With some individual variability, stutterers appear to have the capacity to suppress the outward appearance of their stuttering, producing an apparent reduction in frequency. We assume that response suppression is a central continuing cause in maintaining stuttering behavior. This suppression of outward stuttering behavior may temporarily "make the stutterer seem better"; actually, it moves into a retreat position that makes ultimate recovery enormously more difficult.

The suppression of stuttering behavior has given rise in current literature to curves showing how much the stutterer has improved, or how much fluency has been "established." But at the end of this process, the stutterer is farther from a true recovery, not closer.

Though space does not permit us to develop it here, we hypothesize that stuttering becomes fixed or established in childhood when the stutterer learns successful suppression techniques. It is not so much that is a contributing factor--or the successful use of tricks or crutches, though that is enormously important. Rather, the basic step is the learning of a suppressive mechanism.

This formulation is quite different from previous theories to the effect that stuttering results from the unsuccessful attempt to avoid expected stuttering, and it is different from the anticipatory struggle hypothesis of Bloodstein. It is not the struggle, but the successful avoidance of struggle that perpetuates stuttering.

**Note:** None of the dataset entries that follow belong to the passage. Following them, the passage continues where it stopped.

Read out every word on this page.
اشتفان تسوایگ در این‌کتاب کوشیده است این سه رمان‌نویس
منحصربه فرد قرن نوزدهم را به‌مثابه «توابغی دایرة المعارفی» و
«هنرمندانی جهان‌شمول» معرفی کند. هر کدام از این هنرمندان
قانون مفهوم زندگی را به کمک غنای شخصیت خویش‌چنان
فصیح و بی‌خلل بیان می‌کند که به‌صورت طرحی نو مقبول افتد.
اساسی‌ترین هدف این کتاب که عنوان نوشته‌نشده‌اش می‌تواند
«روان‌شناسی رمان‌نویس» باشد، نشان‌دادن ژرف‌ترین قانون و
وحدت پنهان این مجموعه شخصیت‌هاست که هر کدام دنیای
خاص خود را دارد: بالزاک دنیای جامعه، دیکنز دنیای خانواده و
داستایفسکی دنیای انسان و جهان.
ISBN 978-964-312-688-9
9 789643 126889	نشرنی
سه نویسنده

How is this possible? Through successful learning of a suppressive mechanism.

The suppressive hypothesis is consonant with and is a new part of the double approach-avoidance conflict theory of stuttering. Avoidance reduction is even more basic as a vehicle of therapy, improvement, and recovery. Openness is a key to success; suppression is a toboggan ride to failure.

We have seen enough relapses of the suppressive therapies to be fairly sure that when response suppression is the basic vehicle of therapy, then relapse is inevitable. The consequences are that the stutterer is even more distant from a final solution to his problem.